Monday, September 09, 2002

SEC teams played three national TV games, and lost them all. Alabama lost to Oklahoma, 37-27, in a game they probably should have won, sending me into a funk all weekend. The Tide led 27-23 when they kicked a field goal with less than five minutes remaining. But after the Alabama defense had dominated Oklahoma the entire second half by coming hard after the quarterback, genius defensive coordinator Carl "North Carolina's Mike DuBose" Torbush pulled back into that bonehead prevent defense and let the Sooners drive for the go-ahead touchdown. And then Tyler Watts, trying to drive for the winning touchdown or at least a tying field goal, let the ball fall out of his hand while pulling back to throw and Oklahoma ran the fumble back to finish the game off.

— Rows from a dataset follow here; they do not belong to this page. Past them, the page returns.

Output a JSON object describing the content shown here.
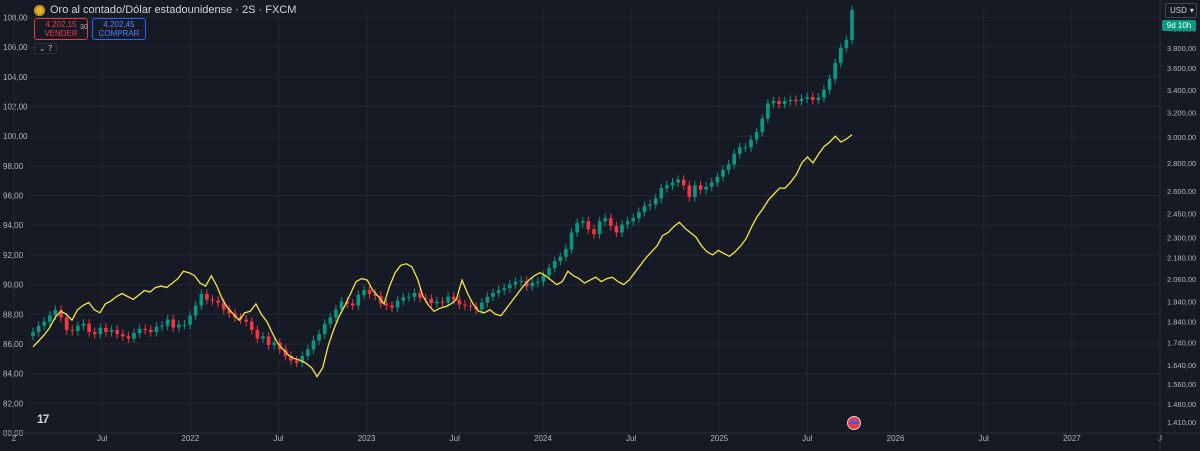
{
  "header": {
    "title": "Oro al contado/Dólar estadounidense · 2S · FXCM",
    "sell_price": "4.202,15",
    "sell_label": "VENDER",
    "spread": "30",
    "buy_price": "4.202,45",
    "buy_label": "COMPRAR",
    "indicator_count": "7"
  },
  "toolbar": {
    "currency": "USD",
    "timer": "9d 10h"
  },
  "colors": {
    "background": "#161a25",
    "up": "#089981",
    "down": "#f23645",
    "line": "#f7e63e",
    "grid": "#232633",
    "text": "#b2b5be"
  },
  "icons": {
    "logo": "tradingview-logo-icon",
    "event": "us-flag-icon",
    "currency_dropdown": "chevron-down-icon"
  },
  "chart_data": {
    "type": "candlestick-with-line",
    "interval": "2S",
    "left_axis": {
      "ticks": [
        "108,00",
        "106,00",
        "104,00",
        "102,00",
        "100,00",
        "98,00",
        "96,00",
        "94,00",
        "92,00",
        "90,00",
        "88,00",
        "86,00",
        "84,00",
        "82,00",
        "80,00"
      ],
      "range": [
        80,
        108.5
      ]
    },
    "right_axis": {
      "ticks": [
        "4.000,00",
        "3.800,00",
        "3.600,00",
        "3.400,00",
        "3.200,00",
        "3.000,00",
        "2.800,00",
        "2.600,00",
        "2.450,00",
        "2.300,00",
        "2.180,00",
        "2.060,00",
        "1.940,00",
        "1.840,00",
        "1.740,00",
        "1.640,00",
        "1.560,00",
        "1.480,00",
        "1.410,00"
      ],
      "scale": "log",
      "range": [
        1370,
        4200
      ]
    },
    "x_axis": {
      "labels": [
        "2",
        "Jul",
        "2022",
        "Jul",
        "2023",
        "Jul",
        "2024",
        "Jul",
        "2025",
        "Jul",
        "2026",
        "Jul",
        "2027",
        "J"
      ]
    },
    "candle_series": {
      "name": "Oro al contado/Dólar estadounidense",
      "axis": "right",
      "closes": [
        1790,
        1820,
        1840,
        1870,
        1898,
        1860,
        1800,
        1795,
        1820,
        1830,
        1790,
        1780,
        1810,
        1790,
        1800,
        1780,
        1770,
        1760,
        1785,
        1805,
        1800,
        1790,
        1815,
        1820,
        1850,
        1812,
        1825,
        1826,
        1870,
        1920,
        1980,
        1950,
        1945,
        1935,
        1900,
        1880,
        1860,
        1850,
        1840,
        1800,
        1760,
        1770,
        1730,
        1740,
        1710,
        1680,
        1660,
        1650,
        1680,
        1710,
        1750,
        1780,
        1830,
        1860,
        1900,
        1940,
        1930,
        1920,
        1975,
        2000,
        1980,
        1970,
        1930,
        1920,
        1910,
        1945,
        1963,
        1965,
        1985,
        1960,
        1955,
        1932,
        1940,
        1935,
        1965,
        1950,
        1925,
        1920,
        1915,
        1900,
        1935,
        1965,
        1985,
        2000,
        2010,
        2030,
        2045,
        2050,
        2020,
        2040,
        2045,
        2080,
        2120,
        2160,
        2185,
        2230,
        2330,
        2390,
        2400,
        2350,
        2320,
        2400,
        2420,
        2370,
        2330,
        2380,
        2400,
        2420,
        2460,
        2500,
        2510,
        2550,
        2620,
        2640,
        2660,
        2680,
        2640,
        2560,
        2640,
        2610,
        2630,
        2660,
        2700,
        2750,
        2790,
        2870,
        2920,
        2920,
        2980,
        3040,
        3150,
        3280,
        3300,
        3275,
        3300,
        3310,
        3300,
        3320,
        3335,
        3310,
        3330,
        3400,
        3500,
        3650,
        3800,
        3880,
        4200
      ]
    },
    "line_series": {
      "name": "",
      "axis": "left",
      "values": [
        85.8,
        86.2,
        86.6,
        87.1,
        87.8,
        88.2,
        88.0,
        87.6,
        88.3,
        88.6,
        88.8,
        88.3,
        88.1,
        88.7,
        88.9,
        89.2,
        89.4,
        89.2,
        89.0,
        89.3,
        89.6,
        89.5,
        89.8,
        89.9,
        89.8,
        90.1,
        90.4,
        90.9,
        90.8,
        90.6,
        90.1,
        89.9,
        90.6,
        89.9,
        89.0,
        88.4,
        88.0,
        87.6,
        88.1,
        88.2,
        88.7,
        88.0,
        87.5,
        86.7,
        86.0,
        85.6,
        85.2,
        85.0,
        84.9,
        84.7,
        84.4,
        83.8,
        84.4,
        85.9,
        87.0,
        87.9,
        88.6,
        89.4,
        90.2,
        90.4,
        90.3,
        89.6,
        89.2,
        88.7,
        89.9,
        90.8,
        91.3,
        91.4,
        91.2,
        90.4,
        89.2,
        88.6,
        88.2,
        88.4,
        88.5,
        88.7,
        89.0,
        90.3,
        89.4,
        88.7,
        88.2,
        88.1,
        88.3,
        88.0,
        87.9,
        88.4,
        88.9,
        89.4,
        89.9,
        90.3,
        90.6,
        90.8,
        90.6,
        90.3,
        90.0,
        90.2,
        90.9,
        90.6,
        90.4,
        90.1,
        90.3,
        90.5,
        90.2,
        90.4,
        90.5,
        90.2,
        90.0,
        90.3,
        90.8,
        91.3,
        91.8,
        92.2,
        92.6,
        93.3,
        93.5,
        93.9,
        94.2,
        93.8,
        93.5,
        93.2,
        92.6,
        92.2,
        92.0,
        92.3,
        92.1,
        91.9,
        92.2,
        92.6,
        93.1,
        93.9,
        94.6,
        95.1,
        95.7,
        96.1,
        96.5,
        96.5,
        96.9,
        97.4,
        98.2,
        98.6,
        98.2,
        98.8,
        99.3,
        99.6,
        100.0,
        99.6,
        99.8,
        100.1
      ]
    }
  }
}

Alabama was more impressive than highly-ranked Florida, which was wasted at home by Miami, 41-16. Florida led 10-6 late in the first half, but Miami drove for two touchdowns late in the half and another to start the third quarter, and the rout was on. Rex Grossman never got comfortable and may miss Jabar Gaffney; I'm pretty sure that he missed Steve Spurrier. Florida's last chance to make a game of it died when a Grossman interception was returned for a Miami touchdown.

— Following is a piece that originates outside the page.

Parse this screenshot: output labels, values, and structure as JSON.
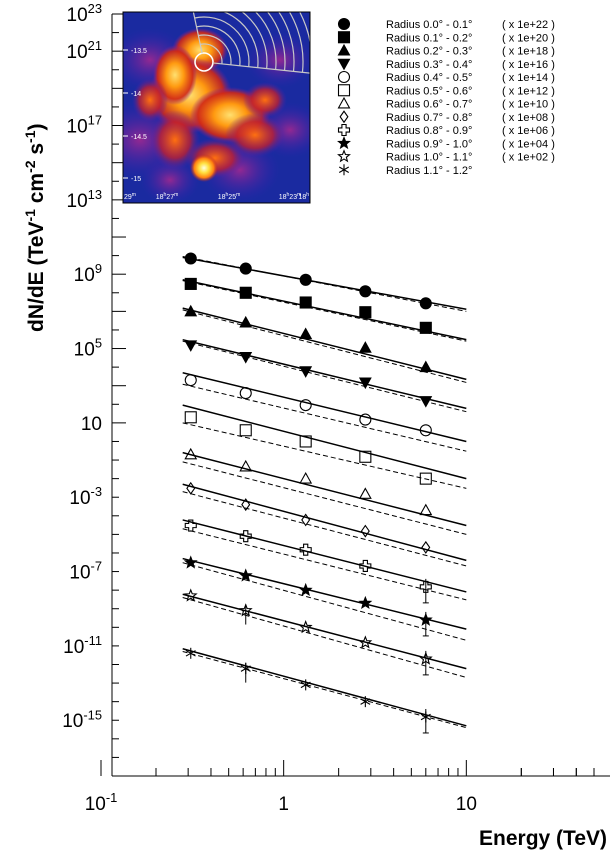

South Carolina, coming in ranked, lost to an 0-2 Virginia club. The Gamecocks turned the ball over seven times and looked completely unlike a contending football team. Virginia really isn't very good, and even at home USC should have handled them. With Georgia coming up next, and the NCAA poking around, the Gamecocks are in danger of their season spiraling out of control.

The rest of the SEC had the good sense to pick on overmatched opponents, or take the weekend off in the case of Georgia and Mississippi State. Kentucky blasted UTEP 77-17 in the Adolph Rupp's Revenge game. And though it is UTEP, 77 points is a lot against anybody and Kentucky may surprise some people come SEC play. Tennessee handled Middle Tennessee State much more handily than Alabama did, 26-3. Ole Miss trailed honorary SEC member Memphis (why doesn't the conference dump Vandy and bring in Memphis?) early but came back to win easily, 38-16. Eli Manning didn't look particularly impressive, for what it's worth, but the Rebels have more good players than I thought; their defense dominated and they ran for over 200 yards.

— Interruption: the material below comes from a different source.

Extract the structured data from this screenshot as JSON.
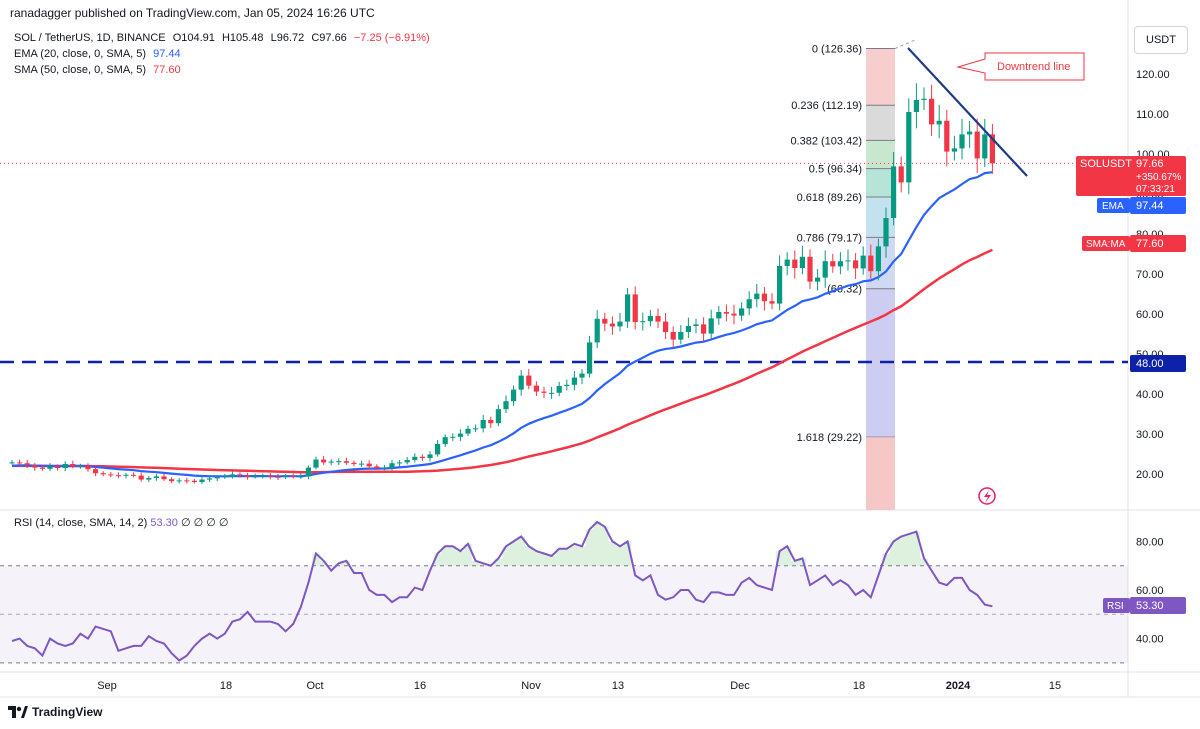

Those were the good nonconference opponents the SEC beat. The bad ones... Auburn recovered from the USC debacle of last week by scheduling West Carolina, whom they thrashed 56-0. I'm sure that it made them feel a whole lot better, but it proved nothing. Ditto Arkansas' manhandling of Boise State, 41-14. Neither West Carolina nor Boise is a state, nor is either an opponent worthy of the name. LSU rebounded from getting thrashed by Virginia Tech by beating the Citadel, which apparently does allow women to play on their football team, 35-10. The Tigers were only 10-22 for 107 yards passing, though, and that won't do it in the SEC. And Vandy found someone they could beat in the form of Furman, with the 'Dores taking it 49-18. They may not win again until October 26, when they play UConn.